Tag 3: Europäische Schule Rhein Main, Bad Vilbel
In der zweiten Sitzung des ECOSOC geht es schon deutlich lebhafter zu. „Point of information“, „Point of personal privilege“, „Motion to divide the house“, „Motion to move into Q&A session“, „Motion to move into voting procedure”, „Request to follow up“- die Basics hat mittlerweile jeder drauf. Nun muss ich meine Resolution (siehe Anhang) vorstellen; dabei treffe ich auf viel Unterstützung europäischer Länder aber auch auf Protest von Saudi Arabien und Syrien: „Bildung für Frauen?

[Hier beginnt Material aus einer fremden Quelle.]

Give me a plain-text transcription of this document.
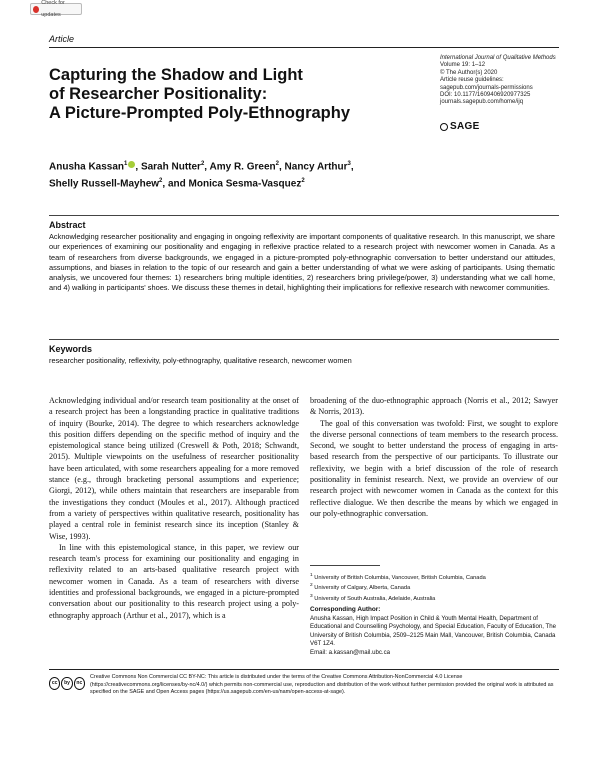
Check for updates
Article
Capturing the Shadow and Light
of Researcher Positionality:
A Picture-Prompted Poly-Ethnography
International Journal of Qualitative Methods
Volume 19: 1–12
© The Author(s) 2020
Article reuse guidelines:
sagepub.com/journals-permissions
DOI: 10.1177/1609406920977325
journals.sagepub.com/home/ijq
SAGE
Anusha Kassan$^1$ , Sarah Nutter$^2$, Amy R. Green$^2$, Nancy Arthur$^3$,
Shelly Russell-Mayhew$^2$, and Monica Sesma-Vasquez$^2$
Abstract
Acknowledging researcher positionality and engaging in ongoing reflexivity are important components of qualitative research. In this manuscript, we share our experiences of examining our positionality and engaging in reflexive practice related to a research project with newcomer women in Canada. As a team of researchers from diverse backgrounds, we engaged in a picture-prompted poly-ethnographic conversation to better understand our attitudes, assumptions, and biases in relation to the topic of our research and gain a better understanding of what we were asking of participants. Using thematic analysis, we uncovered four themes: 1) researchers bring multiple identities, 2) researchers bring privilege/power, 3) understanding what we call home, and 4) walking in participants' shoes. We discuss these themes in detail, highlighting their implications for reflexive research with newcomer communities.
Keywords
researcher positionality, reflexivity, poly-ethnography, qualitative research, newcomer women

Acknowledging individual and/or research team positionality at the onset of a research project has been a longstanding practice in qualitative traditions of inquiry (Bourke, 2014). The degree to which researchers acknowledge this position differs depending on the specific method of inquiry and the epistemological stance being utilized (Creswell & Poth, 2018; Schwandt, 2015). Multiple viewpoints on the usefulness of researcher positionality have been articulated, with some researchers appealing for a more removed stance (e.g., through bracketing personal assumptions and experience; Giorgi, 2012), while others maintain that researchers are inseparable from the investigations they conduct (Moules et al., 2017). Although practiced from a variety of perspectives within qualitative research, positionality has played a central role in feminist research since its inception (Stanley & Wise, 1993).

In line with this epistemological stance, in this paper, we review our research team's process for examining our positionality and engaging in reflexivity related to an arts-based qualitative research project with newcomer women in Canada. As a team of researchers with diverse identities and professional backgrounds, we engaged in a picture-prompted conversation about our positionality to this research project using a poly-ethnography approach (Arthur et al., 2017), which is a

broadening of the duo-ethnographic approach (Norris et al., 2012; Sawyer & Norris, 2013).

The goal of this conversation was twofold: First, we sought to explore the diverse personal connections of team members to the research process. Second, we sought to better understand the process of engaging in arts-based research from the perspective of our participants. To illustrate our reflexivity, we begin with a brief discussion of the role of research positionality in feminist research. Next, we provide an overview of our research project with newcomer women in Canada as the context for this reflective dialogue. We then describe the means by which we engaged in our poly-ethnographic conversation.

$^1$ University of British Columbia, Vancouver, British Columbia, Canada
$^2$ University of Calgary, Alberta, Canada
$^3$ University of South Australia, Adelaide, Australia
Corresponding Author:
Anusha Kassan, High Impact Position in Child & Youth Mental Health, Department of Educational and Counselling Psychology, and Special Education, Faculty of Education, The University of British Columbia, 2509–2125 Main Mall, Vancouver, British Columbia, Canada V6T 1Z4.
Email: a.kassan@mail.ubc.ca
cc	by	nc
Creative Commons Non Commercial CC BY-NC: This article is distributed under the terms of the Creative Commons Attribution-NonCommercial 4.0 License (https://creativecommons.org/licenses/by-nc/4.0/) which permits non-commercial use, reproduction and distribution of the work without further permission provided the original work is attributed as specified on the SAGE and Open Access pages (https://us.sagepub.com/en-us/nam/open-access-at-sage).
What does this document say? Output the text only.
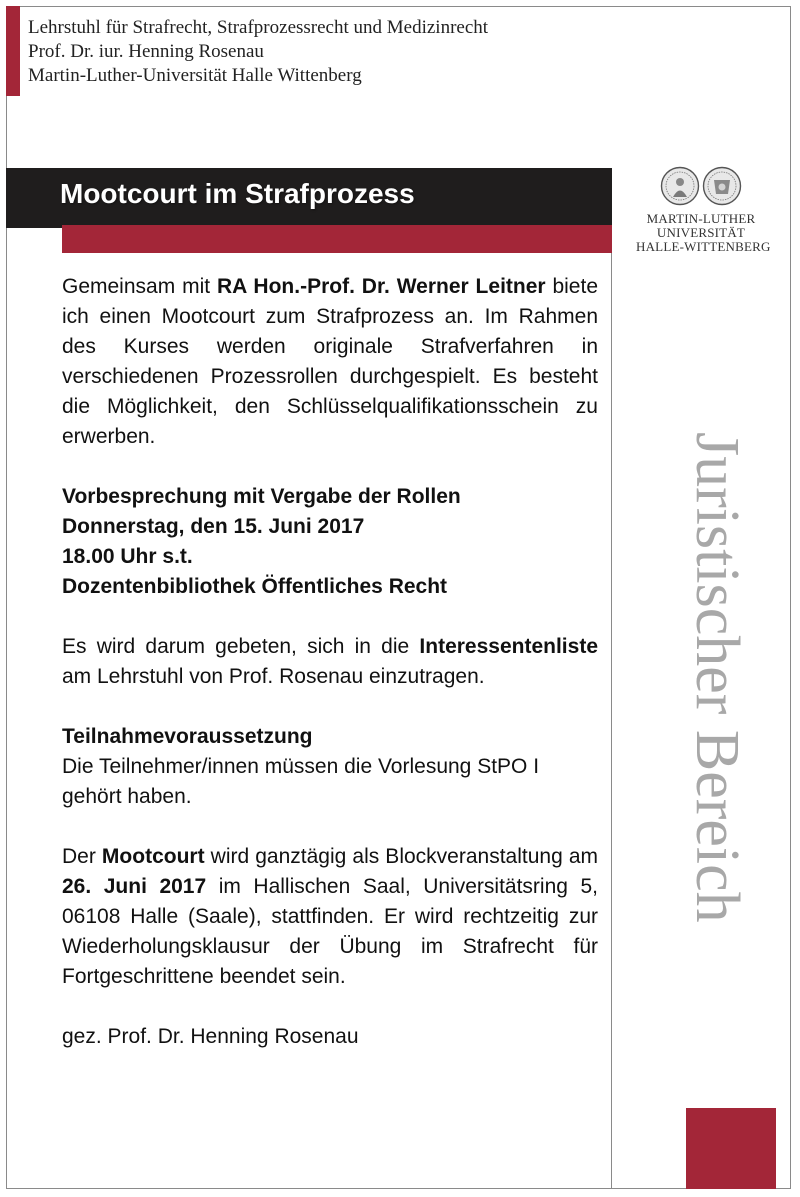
Lehrstuhl für Strafrecht, Strafprozessrecht und Medizinrecht
Prof. Dr. iur. Henning Rosenau
Martin-Luther-Universität Halle Wittenberg
Mootcourt im Strafprozess

Gemeinsam mit RA Hon.-Prof. Dr. Werner Leitner biete ich einen Mootcourt zum Strafprozess an. Im Rahmen des Kurses werden originale Strafverfahren in verschiedenen Prozessrollen durchgespielt. Es besteht die Möglichkeit, den Schlüsselqualifikationsschein zu erwerben.

Vorbesprechung mit Vergabe der Rollen
Donnerstag, den 15. Juni 2017
18.00 Uhr s.t.
Dozentenbibliothek Öffentliches Recht

Es wird darum gebeten, sich in die Interessentenliste am Lehrstuhl von Prof. Rosenau einzutragen.

Teilnahmevoraussetzung
Die Teilnehmer/innen müssen die Vorlesung StPO I gehört haben.

Der Mootcourt wird ganztägig als Blockveranstaltung am 26. Juni 2017 im Hallischen Saal, Universitätsring 5, 06108 Halle (Saale), stattfinden. Er wird rechtzeitig zur Wiederholungsklausur der Übung im Strafrecht für Fortgeschrittene beendet sein.

gez. Prof. Dr. Henning Rosenau

MARTIN-LUTHER
UNIVERSITÄT
HALLE-WITTENBERG
Juristischer Bereich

Eine Frauenquote von mindestens 33,3% für Universitäten?! Nein, nein, Frauen sollten zu Hause bleiben und ihr „blessing“ nicht missbrauchen.“ Als ich schließlich frage, wieso die Delegation aus Saudi Arabien denn ausgerechnet eine Frau geschickt hat, hat sich das Thema dann erledigt. Meine Resolution wird verabschiedet. Eine höchst fragwürdige Resolution wird dann von Nord Korea vorgestellt: sie hätten angeblich eine Maschine erfunden, die Abfall in Essen umwandelt, auf diese Weise könne Hunger und Leiden weltweit verhindert werden. Im Gegenzug für diese wertvolle Technologie sollten aber alle Sanktionen gegen Nord Korea aufgehoben werden. Auf die Frage, ob denn auch neutrale Wissenschaftler die Effizienz und Existenz dieser wunderbaren Maschine bestätigen könnten, reagiert die Delegation aus Nord Korea sehr verletzt: ob man denn nicht dem Wort ihres wunderbaren Führers allein vertraue. Der Verhaspler des Delegierten aus den USA, der Nord Korea ausversehen als „Domestic People’s Republic of Korea“ anspricht, führt dann fast zum Dritten Weltkrieg.
Tag 4: Frankfurt School of Finance
Am Samstagmorgen um 9:00 treffen wir alle mit ein wenig Schlafmangel wieder in der Frankfurt School of Finance zusammen. Am letzten Tag steht die Debatte in der „General Assembly“ an. Dabei werden Resolutionen der verschiedenen Komitees vorgestellt, debattiert, verabschiedet oder abgelehnt. Dabei erfahre ich auch, dass ich meine Resolution vorstellen und eine Rede halten soll. Trotz der kurzfristigen Mitteilung läuft alles gut und meine Resolution wird endgültig verabschiedet. Besonders interessant finde ich es dabei auch, die Themen kennenzulernen, mit denen sich die anderen Komitees auseinandergesetzt haben, beispielsweise Menschenhandel, illegale Migration, Korruption, Abrüstung etc. Abschließend werden noch die „Best Delegate Awards“ verliehen, über den ich mich besonders freue, da MUNESRM meine erste Konferenz war. Ein paar abschließende Reden und ein „Recap Video“ bezeugen: MUNESRM war ein voller Erfolg. Neue Bekanntschaften, neues Selbstbewusstsein, aber vor allem: die Bestätigung, dass unsere Generation die Probleme nicht außer Augen lassen darf.